Rick spent a moment contemplating just what sort of rumors a Medjai might speak of in that dry, ominous tone. He still didn't remember much about his first trip around the block back in Seti's day, just a few brief dreams of a life spent in service to the Pharoah and his daughter, but judging from just what he'd experienced in his current lifetime – reincarnation, resurrected mummies, Biblical plagues, and scorpion-bodied demigods, to name just a few of the weirder events – the sky was pretty much the limit. Maybe even literally, considering all the Chinese legends about dragons.

He shook off the sense of foreboding and pulled the line back to cast again. "No, no, I'm sure he's fine. Besides, aren't two and a half apocalypsi – apocalypses – whatever, enough for one lifetime?"

He whipped the pole forward once more – then yelped, swatting at his neck as the line came up well short of where it was supposed to go. "Damn it!"

Strong, callused fingers caught his before he could do himself more damage trying to yank out the hook, squeezing them briefly before seizing on the offending metal barb. "You should know by now not to say such things, my friend; it only tempts the gods. Now, much as I have enjoyed watching you try – I think it is time to try another approach."

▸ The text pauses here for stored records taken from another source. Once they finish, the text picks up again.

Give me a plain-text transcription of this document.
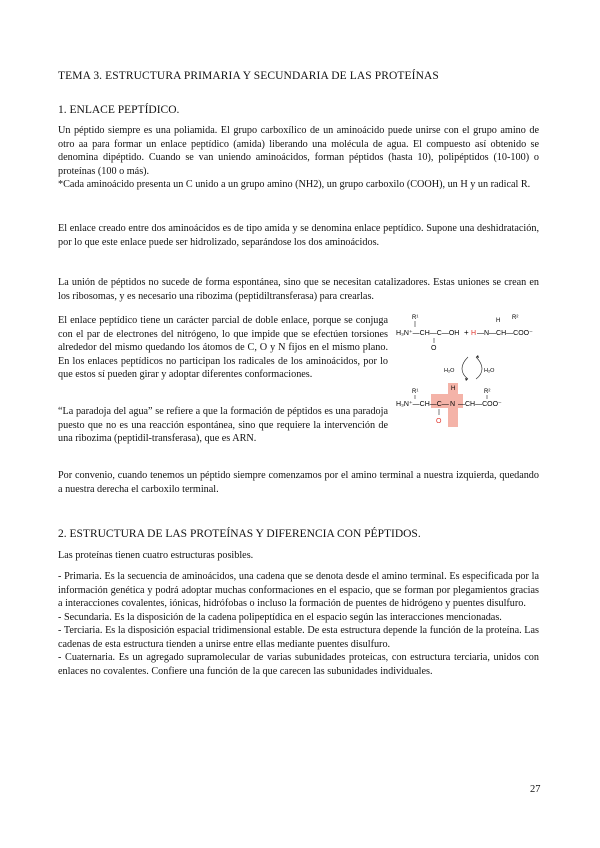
TEMA 3. ESTRUCTURA PRIMARIA Y SECUNDARIA DE LAS PROTEÍNAS
1. ENLACE PEPTÍDICO.

Un péptido siempre es una poliamida. El grupo carboxílico de un aminoácido puede unirse con el grupo amino de otro aa para formar un enlace peptídico (amida) liberando una molécula de agua. El compuesto así obtenido se denomina dipéptido. Cuando se van uniendo aminoácidos, forman péptidos (hasta 10), polipéptidos (10-100) o proteínas (100 o más).
*Cada aminoácido presenta un C unido a un grupo amino (NH2), un grupo carboxilo (COOH), un H y un radical R.

El enlace creado entre dos aminoácidos es de tipo amida y se denomina enlace peptídico. Supone una deshidratación, por lo que este enlace puede ser hidrolizado, separándose los dos aminoácidos.

La unión de péptidos no sucede de forma espontánea, sino que se necesitan catalizadores. Estas uniones se crean en los ribosomas, y es necesario una ribozima (peptidiltransferasa) para crearlas.

El enlace peptídico tiene un carácter parcial de doble enlace, porque se conjuga con el par de electrones del nitrógeno, lo que impide que se efectúen torsiones alrededor del mismo quedando los átomos de C, O y N fijos en el mismo plano. En los enlaces peptídicos no participan los radicales de los aminoácidos, por lo que estos sí pueden girar y adoptar diferentes conformaciones.

“La paradoja del agua” se refiere a que la formación de péptidos es una paradoja puesto que no es una reacción espontánea, sino que requiere la intervención de una ribozima (peptidil-transferasa), que es ARN.

Por convenio, cuando tenemos un péptido siempre comenzamos por el amino terminal a nuestra izquierda, quedando a nuestra derecha el carboxilo terminal.

R¹
H₃N⁺—CH—C—OH
O
+ H
H R²
—N—CH—COO⁻
H₂O	H₂O
R¹
H₃N⁺—CH—C—
H
N —CH—COO⁻
R²
O
2. ESTRUCTURA DE LAS PROTEÍNAS Y DIFERENCIA CON PÉPTIDOS.

Las proteínas tienen cuatro estructuras posibles.

- Primaria. Es la secuencia de aminoácidos, una cadena que se denota desde el amino terminal. Es especificada por la información genética y podrá adoptar muchas conformaciones en el espacio, que se forman por plegamientos gracias a interacciones covalentes, iónicas, hidrófobas o incluso la formación de puentes de hidrógeno y puentes disulfuro.
- Secundaria. Es la disposición de la cadena polipeptídica en el espacio según las interacciones mencionadas.
- Terciaria. Es la disposición espacial tridimensional estable. De esta estructura depende la función de la proteína. Las cadenas de esta estructura tienden a unirse entre ellas mediante puentes disulfuro.
- Cuaternaria. Es un agregado supramolecular de varias subunidades proteicas, con estructura terciaria, unidos con enlaces no covalentes. Confiere una función de la que carecen las subunidades individuales.

27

Rick stilled under the touch as Ardeth carefully worked the hook free. It was a little too chilly out for the other man's close proximity to prompt the usual rush of adrenaline – whether battle inspired or a little more bedroom oriented tended to depend on the context – but it distracted him from his frustration regardless, which was probably the point. "Would this approach happen to involve a gun?" he asked, wryly.

He could see the other man's fond smile out of the corner of his eye; at least the fishing expedition had prompted that much, if nothing else. None of them had been sleeping very well since the end of the war, and not even offering to inspire Evy with a round of The Naughty Princess and Her Two Very, Very Attentive Bodyguards had brightened the mood in the house much. Part of that he blamed on the cavernous nature of the place – her ancestral digs were enormous, and they'd spent most of the last decade in far tighter quarters – but part of it, he was pretty sure, was that none of them knew who they were when they weren't right up in the thick of things anymore.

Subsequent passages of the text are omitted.